6 Responses to Me, I’m voting for Hillary not because she’s a woman—but because I am.

  1. Darrin Hodges says:

    “I thought Demon Lover: On the Sexuality of Terrorism was kinda odd too.”

    Odd? It was bizarre.

  2. Dr. Cam says:

    I thought it was awesome.

  3. Liam says:

    I thought it was fucking boring. Though i did read it on a plane…

  4. @ndy says:

    I read the first edition (1989). The second edition was published in the wake — literally a few months — of 9:11, only with a new chapter tacked on the end about that event. From what I can recall, the basic thesis was that modern, patriarchal masculinity is intrinsically violent, and ‘terrorism’ its ideal expression. The most critical review I can find online is by Ann Murphy, Patriarchy Breeds Terrorism, Peacework, March 2005.

    I enjoyed reading Demon Lover — well, parts of it anyway — even if I thought it rather ‘odd’, or infuriating — by which I mean overly-didactic — and in reference to anarchist terrorism of the late nineteenth century, deeply flawed in terms of its understanding of the political and social context within which such acts took place. On the whole, the emphases of the text flow from the author’s basic political commitments and conceptual framework (men vs. women), which I don’t accept; nevertheless, I think Morgan makes an interesting case. And in a sense, I think some of the flaws in her arguments are revealed in her barracking for Hillary.

  5. Rad Geek says:

    The original “Goodbye to All That” is one of my favorite short essays in the world. So it’s a bit disappointing to see someone who once wrote this:

    Goodbye to those simple-minded optimistic dreams of socialist equality all our good socialist brothers want us to believe. How merely liberal a politics that is! How much further we will have to go to create those profound changes that would give birth to a genderless society. Profound, Sister. Beyond what is male or female. Beyond standards we all adhere to now without daring to examine them as male-created, male-dominated, male-fucked-up, and in male self-interest. Beyond all known standards, especially those easily articulated revolutionary ones we all rhetorically invoke. Beyond—to a species with a new name, that would not dare define itself as Man.

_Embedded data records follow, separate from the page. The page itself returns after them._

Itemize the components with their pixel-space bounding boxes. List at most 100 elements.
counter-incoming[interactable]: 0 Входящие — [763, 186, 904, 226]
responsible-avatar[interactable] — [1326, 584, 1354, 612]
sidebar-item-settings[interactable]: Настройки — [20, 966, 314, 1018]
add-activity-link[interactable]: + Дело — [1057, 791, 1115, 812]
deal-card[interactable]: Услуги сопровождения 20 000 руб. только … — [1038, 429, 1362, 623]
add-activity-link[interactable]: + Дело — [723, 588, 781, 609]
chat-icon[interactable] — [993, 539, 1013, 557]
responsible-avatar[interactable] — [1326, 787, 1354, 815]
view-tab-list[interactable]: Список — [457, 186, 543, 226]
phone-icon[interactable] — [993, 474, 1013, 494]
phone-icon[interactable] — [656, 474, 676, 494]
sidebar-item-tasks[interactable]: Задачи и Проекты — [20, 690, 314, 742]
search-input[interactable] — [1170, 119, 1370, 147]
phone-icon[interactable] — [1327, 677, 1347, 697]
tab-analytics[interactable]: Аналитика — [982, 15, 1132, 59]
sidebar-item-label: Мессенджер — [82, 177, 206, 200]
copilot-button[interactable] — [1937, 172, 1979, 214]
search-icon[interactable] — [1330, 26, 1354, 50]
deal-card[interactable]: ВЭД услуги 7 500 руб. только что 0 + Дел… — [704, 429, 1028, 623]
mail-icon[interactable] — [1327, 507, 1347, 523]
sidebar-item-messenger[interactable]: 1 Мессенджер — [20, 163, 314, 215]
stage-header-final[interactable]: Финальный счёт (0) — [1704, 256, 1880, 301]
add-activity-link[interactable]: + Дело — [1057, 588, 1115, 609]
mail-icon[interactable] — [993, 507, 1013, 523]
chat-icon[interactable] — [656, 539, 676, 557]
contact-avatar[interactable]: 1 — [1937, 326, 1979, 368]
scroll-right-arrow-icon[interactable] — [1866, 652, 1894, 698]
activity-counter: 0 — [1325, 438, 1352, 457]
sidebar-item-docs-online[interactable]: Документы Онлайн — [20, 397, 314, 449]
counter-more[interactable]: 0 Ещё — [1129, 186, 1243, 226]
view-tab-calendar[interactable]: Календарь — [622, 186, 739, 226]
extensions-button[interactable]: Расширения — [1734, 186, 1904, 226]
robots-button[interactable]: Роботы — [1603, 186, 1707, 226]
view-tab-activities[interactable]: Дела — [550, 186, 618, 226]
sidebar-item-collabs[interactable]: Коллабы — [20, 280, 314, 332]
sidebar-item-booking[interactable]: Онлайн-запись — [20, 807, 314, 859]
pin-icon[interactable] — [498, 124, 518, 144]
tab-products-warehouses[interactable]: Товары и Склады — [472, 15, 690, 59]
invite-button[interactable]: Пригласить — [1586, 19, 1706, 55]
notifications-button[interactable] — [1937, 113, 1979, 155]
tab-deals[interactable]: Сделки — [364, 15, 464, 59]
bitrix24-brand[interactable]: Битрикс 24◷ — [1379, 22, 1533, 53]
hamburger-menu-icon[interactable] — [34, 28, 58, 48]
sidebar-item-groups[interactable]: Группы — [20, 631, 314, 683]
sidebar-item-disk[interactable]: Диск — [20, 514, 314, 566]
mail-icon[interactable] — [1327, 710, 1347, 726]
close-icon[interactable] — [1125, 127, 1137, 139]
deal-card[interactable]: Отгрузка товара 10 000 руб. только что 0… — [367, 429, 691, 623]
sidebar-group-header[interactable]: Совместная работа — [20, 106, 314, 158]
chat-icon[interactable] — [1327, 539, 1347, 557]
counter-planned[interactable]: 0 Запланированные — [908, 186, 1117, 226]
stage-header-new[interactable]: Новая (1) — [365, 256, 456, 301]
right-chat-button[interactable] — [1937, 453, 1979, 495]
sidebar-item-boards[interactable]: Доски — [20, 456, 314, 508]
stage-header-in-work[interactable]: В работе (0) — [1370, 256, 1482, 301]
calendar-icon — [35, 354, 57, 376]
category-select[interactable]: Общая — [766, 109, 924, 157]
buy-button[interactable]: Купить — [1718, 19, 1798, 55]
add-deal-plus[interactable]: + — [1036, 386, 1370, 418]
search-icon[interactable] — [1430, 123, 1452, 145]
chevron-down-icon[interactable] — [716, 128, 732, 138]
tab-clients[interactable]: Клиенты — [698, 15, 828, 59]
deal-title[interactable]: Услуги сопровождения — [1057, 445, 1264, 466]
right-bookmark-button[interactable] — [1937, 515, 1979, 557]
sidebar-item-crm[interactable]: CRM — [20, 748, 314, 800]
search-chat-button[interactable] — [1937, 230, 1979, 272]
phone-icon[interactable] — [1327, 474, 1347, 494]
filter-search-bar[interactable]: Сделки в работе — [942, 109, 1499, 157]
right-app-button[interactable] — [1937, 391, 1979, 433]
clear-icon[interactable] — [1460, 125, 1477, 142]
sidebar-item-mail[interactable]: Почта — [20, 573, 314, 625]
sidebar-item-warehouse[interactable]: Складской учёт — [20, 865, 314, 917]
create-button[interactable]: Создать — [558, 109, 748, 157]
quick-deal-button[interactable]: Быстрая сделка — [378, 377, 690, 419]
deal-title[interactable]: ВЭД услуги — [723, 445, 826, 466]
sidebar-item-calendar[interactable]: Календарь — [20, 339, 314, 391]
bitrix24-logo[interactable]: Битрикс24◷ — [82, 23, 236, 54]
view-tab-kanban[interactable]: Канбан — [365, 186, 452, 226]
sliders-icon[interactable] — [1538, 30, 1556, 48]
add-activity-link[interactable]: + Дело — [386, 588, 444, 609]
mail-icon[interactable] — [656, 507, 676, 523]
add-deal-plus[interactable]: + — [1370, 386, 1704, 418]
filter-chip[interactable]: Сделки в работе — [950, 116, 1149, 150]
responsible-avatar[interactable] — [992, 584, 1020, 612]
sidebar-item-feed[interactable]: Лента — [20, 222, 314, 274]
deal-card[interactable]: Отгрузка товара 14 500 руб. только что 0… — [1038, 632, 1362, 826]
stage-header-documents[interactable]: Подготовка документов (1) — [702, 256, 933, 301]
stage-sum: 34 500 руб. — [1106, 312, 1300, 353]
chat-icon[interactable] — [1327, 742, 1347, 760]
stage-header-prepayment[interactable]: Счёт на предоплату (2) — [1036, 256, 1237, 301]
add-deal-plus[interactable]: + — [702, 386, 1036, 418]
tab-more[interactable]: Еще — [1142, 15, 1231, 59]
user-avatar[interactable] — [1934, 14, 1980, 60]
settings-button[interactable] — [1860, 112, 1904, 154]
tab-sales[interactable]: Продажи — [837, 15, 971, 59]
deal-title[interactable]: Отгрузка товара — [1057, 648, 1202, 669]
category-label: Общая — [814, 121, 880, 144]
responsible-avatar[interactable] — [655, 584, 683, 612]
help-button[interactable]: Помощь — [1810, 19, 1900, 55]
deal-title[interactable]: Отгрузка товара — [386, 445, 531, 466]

    … We are rising, powerful in our unclean bodies; bright glowing mad in our inferior brains; wild hair flying, wild eyes staring, wild voices keening; undaunted by blood we who hemorrhage every twenty-eight days; laughing at our own beauty we who have lost our sense of humor; mourning for all each precious one of us might have been in this one living time-place had she not been born a woman; stuffing fingers into our mouths to stop the screams of fear and hate and pity for men we have loved and love still; tears in our eyes and bitterness in our mouths for children we couldn’t have, or couldn’t not have, or didn’t want, or didn’t want yet, or wanted and had in this place and this time of horror. We are rising with a fury older and potentially greater than any force in history, and this time we will be free or no one will survive. Power to all the people or to none. All the way down, this time.

    … is now drawing on her legacy and turning her talents to churn out endorsements for a triangulating pro-war corporate liberal candidate for President of the United States. I fear that the bottom of “all the way down” has become rather more shallow than it once was.

  6. @ndy says:

    So radgeek, what’s going on? Is this a major deviation on Morgan’s part, or the logical culmination of an earlier political trajectory? Does such support mean the abandonment of any claims to radicality on her part, or is it the sensible course to take when confronted by the admittedly meagre choices on offer, one which, if successful, will actually tend to benefit women on the whole in a way in which the election of other candidates would not?

    More importantly, what is the radical feminist response to an incident such as the following, one involving one of my favourite former Collingwood football *s? And do you agree with ‘Josh’ when he claims that “You all know none of these ‘don’t touch me once i’ve dropped the ball’ girls would last five minutes in the AFL!”?